In the multivariable model, receipt of an antiobesity medication prescription was significantly less likely among Black patients (adjusted odds ratio, 0.68), Hispanic individuals (0.72), and those from other racial or ethnic backgrounds (0.70) than among White patients. Men had lower odds than women (0.38).

Compared with privately insured patients, significantly lower odds of receiving prescriptions were seen in those with Medicaid (0.44), traditional Medicare (0.35), Medicare Advantage (0.36), and self-paying (0.65) and other insurance types (0.53). Those in the highest quartile of economic disadvantage also had lower antiobesity medication prescription odds (0.81).

Also associated with lower prescription odds were younger age, higher age-adjusted Charlson comorbidity score, presence of diabetes diagnosis, and a history of myocardial infarction or heart failure.

Factors associated with lower odds of filling antiobesity medication prescriptions included Hispanic ethnicity vs White ethnicity (0.51) but not Black race. Compared with private insurance, lower odds of filling the prescriptions were seen among those with Medicaid (0.41), traditional Medicare (0.38), and Medicare Advantage (0.37).

Over the study period, compared with naltrexone-buproprion, phentermine-topiramate had higher odds of being filled (1.27), while liraglutide (0.61) and orlistat (0.11) had lower odds, and semaglutide didn’t differ significantly (0.90).

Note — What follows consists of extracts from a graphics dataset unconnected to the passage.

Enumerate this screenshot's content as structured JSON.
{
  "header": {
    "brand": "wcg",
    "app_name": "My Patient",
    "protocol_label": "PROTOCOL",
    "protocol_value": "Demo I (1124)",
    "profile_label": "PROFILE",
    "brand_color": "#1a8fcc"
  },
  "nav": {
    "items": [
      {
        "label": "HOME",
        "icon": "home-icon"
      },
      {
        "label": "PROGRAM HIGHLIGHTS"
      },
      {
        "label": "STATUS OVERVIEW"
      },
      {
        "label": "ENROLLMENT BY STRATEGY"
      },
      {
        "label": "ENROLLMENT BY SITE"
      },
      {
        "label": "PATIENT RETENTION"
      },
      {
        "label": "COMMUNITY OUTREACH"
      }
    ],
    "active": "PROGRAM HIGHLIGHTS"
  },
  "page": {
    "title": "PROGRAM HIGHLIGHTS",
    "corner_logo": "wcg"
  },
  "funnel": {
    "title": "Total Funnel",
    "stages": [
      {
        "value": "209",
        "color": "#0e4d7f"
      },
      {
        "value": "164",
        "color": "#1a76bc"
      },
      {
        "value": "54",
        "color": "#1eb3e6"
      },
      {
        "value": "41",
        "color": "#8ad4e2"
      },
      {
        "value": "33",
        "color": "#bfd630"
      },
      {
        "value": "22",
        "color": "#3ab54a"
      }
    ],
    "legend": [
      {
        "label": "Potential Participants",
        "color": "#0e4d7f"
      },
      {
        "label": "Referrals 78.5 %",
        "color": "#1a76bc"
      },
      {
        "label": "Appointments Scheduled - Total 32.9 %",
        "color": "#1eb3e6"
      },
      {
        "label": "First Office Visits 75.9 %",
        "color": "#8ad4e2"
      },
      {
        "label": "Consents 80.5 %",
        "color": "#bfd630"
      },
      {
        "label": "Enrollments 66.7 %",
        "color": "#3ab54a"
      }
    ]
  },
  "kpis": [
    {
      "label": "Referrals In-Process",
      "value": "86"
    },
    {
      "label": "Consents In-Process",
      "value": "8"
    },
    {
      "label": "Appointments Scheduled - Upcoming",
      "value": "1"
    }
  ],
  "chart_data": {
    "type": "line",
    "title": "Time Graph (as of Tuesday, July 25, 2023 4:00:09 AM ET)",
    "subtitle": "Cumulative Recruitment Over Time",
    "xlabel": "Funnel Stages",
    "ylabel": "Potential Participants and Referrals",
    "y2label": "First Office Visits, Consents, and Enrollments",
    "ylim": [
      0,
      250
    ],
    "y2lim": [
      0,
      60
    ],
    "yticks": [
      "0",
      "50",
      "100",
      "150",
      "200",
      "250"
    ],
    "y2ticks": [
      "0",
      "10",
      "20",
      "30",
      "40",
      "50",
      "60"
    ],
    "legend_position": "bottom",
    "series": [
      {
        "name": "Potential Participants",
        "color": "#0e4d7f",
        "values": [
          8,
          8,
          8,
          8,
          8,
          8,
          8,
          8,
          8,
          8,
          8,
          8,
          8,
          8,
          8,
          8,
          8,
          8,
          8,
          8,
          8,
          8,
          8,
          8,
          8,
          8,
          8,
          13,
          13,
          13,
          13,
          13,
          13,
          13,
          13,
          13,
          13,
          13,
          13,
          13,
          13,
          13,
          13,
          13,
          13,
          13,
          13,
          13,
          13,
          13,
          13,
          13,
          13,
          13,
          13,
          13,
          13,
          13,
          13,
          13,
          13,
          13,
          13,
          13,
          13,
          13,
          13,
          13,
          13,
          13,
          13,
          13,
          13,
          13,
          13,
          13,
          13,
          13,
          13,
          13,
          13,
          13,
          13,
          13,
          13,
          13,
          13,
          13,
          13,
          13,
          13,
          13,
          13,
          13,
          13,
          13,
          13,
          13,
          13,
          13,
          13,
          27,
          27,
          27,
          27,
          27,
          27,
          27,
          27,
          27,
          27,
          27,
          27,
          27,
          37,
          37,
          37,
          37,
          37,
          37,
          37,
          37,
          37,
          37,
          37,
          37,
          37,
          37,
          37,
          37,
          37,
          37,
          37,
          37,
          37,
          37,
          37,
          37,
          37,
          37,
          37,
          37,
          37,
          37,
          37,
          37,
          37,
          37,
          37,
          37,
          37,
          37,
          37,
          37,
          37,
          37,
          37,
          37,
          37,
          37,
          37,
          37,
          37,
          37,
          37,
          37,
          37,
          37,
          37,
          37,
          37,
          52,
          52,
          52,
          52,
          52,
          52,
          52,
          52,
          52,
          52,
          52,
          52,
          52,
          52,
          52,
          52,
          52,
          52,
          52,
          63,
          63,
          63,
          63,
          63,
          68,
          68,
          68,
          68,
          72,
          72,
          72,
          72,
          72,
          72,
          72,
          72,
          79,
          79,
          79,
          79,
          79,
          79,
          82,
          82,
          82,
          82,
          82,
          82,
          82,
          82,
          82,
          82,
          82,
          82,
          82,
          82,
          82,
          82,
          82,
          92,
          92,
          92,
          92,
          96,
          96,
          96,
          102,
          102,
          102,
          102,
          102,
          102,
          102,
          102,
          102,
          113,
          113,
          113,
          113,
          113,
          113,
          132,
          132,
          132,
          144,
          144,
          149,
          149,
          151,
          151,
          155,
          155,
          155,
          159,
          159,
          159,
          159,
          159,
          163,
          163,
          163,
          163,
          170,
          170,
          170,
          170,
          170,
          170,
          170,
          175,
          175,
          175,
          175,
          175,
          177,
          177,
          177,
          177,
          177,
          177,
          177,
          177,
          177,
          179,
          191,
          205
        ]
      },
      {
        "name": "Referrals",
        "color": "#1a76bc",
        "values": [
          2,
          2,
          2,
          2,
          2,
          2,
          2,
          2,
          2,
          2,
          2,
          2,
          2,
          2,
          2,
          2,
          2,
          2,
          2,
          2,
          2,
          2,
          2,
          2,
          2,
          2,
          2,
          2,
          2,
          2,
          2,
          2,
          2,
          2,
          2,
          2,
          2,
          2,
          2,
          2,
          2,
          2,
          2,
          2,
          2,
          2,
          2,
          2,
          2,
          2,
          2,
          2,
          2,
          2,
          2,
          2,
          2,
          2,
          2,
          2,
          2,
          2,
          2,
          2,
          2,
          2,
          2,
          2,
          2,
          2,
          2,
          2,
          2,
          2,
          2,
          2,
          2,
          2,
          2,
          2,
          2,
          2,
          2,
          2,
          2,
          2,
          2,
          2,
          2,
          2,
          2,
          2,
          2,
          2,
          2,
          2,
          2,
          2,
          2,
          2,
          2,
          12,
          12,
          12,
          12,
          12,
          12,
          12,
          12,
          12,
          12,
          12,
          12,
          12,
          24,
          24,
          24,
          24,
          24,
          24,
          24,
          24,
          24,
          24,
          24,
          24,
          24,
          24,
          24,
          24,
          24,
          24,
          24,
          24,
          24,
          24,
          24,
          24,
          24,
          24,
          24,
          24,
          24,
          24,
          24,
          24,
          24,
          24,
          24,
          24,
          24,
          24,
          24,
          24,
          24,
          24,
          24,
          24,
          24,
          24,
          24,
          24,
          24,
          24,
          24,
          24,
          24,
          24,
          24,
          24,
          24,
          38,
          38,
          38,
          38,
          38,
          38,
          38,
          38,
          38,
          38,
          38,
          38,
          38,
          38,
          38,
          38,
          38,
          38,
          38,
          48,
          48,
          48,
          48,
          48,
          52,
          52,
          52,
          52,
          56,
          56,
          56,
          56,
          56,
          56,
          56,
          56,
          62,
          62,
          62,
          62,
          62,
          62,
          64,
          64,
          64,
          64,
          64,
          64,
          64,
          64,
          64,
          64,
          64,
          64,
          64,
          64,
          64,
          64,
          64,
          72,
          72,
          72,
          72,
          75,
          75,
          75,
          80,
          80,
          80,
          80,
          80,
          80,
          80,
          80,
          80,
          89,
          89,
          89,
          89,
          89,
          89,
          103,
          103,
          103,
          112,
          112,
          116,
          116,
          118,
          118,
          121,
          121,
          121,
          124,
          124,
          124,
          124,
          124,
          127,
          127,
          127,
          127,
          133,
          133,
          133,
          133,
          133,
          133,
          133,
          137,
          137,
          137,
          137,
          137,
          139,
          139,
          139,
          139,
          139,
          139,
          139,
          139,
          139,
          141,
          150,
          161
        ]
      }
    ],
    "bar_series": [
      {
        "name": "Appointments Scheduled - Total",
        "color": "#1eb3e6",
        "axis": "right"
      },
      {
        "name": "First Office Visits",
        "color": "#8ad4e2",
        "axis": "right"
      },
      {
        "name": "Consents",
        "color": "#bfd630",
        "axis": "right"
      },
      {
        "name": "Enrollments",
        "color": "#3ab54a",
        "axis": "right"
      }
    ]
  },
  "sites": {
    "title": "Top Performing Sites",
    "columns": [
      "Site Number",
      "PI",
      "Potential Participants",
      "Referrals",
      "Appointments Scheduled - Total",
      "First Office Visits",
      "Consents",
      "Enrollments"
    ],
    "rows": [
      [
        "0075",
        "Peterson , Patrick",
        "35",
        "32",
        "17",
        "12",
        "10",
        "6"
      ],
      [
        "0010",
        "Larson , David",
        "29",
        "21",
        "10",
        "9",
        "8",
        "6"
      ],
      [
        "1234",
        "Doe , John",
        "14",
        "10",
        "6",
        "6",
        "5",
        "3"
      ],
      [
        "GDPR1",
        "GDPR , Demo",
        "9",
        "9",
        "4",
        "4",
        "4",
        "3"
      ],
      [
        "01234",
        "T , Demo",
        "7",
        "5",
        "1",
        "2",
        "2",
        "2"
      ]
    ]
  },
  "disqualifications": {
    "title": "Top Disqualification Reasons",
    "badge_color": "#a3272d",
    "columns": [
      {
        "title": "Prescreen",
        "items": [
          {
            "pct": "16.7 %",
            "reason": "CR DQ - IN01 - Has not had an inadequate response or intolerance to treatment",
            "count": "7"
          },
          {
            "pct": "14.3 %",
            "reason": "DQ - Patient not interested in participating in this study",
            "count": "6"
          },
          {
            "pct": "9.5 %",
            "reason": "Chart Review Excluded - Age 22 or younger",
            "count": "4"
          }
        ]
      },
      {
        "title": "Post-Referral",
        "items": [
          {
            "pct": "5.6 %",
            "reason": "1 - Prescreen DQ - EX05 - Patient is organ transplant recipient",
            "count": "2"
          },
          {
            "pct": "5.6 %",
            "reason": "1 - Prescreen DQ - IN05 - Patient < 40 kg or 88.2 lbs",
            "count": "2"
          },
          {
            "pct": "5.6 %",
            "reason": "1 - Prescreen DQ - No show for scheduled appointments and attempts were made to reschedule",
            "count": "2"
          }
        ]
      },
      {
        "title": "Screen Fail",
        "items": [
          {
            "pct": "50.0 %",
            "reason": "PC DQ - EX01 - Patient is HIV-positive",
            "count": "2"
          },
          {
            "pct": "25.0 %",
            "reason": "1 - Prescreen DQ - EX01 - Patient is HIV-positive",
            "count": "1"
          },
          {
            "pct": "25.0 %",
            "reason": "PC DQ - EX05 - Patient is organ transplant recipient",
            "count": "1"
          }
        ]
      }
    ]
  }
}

Older age, female sex, and the presence of diabetes diagnosis were associated with higher odds of prescription fills, while deprivation quartile, history of myocardial infarction, history of heart failure, and age-adjusted Charlson comorbidity score were not significantly associated with medication fill.

Dr. Gasoyan told this news organization, “This study is unique in that we were able to look at patterns of use and barriers at several stages…We just recently published another study where we found patients weren’t often taking these medications long-term. So, patients are facing challenges on receiving obesity pharmacotherapy at several stages. …Hopefully these data will highlight the issues and inform future decisions. We see clear areas where we could obviously do better.”

Dr. Gasoyan had no disclosures. Dr. Sarwer received grant funding from the National Institutes of Health and declared having consulting relationships with NovoNordisk and Twenty30 Health.

A version of this article appeared on Medscape.com.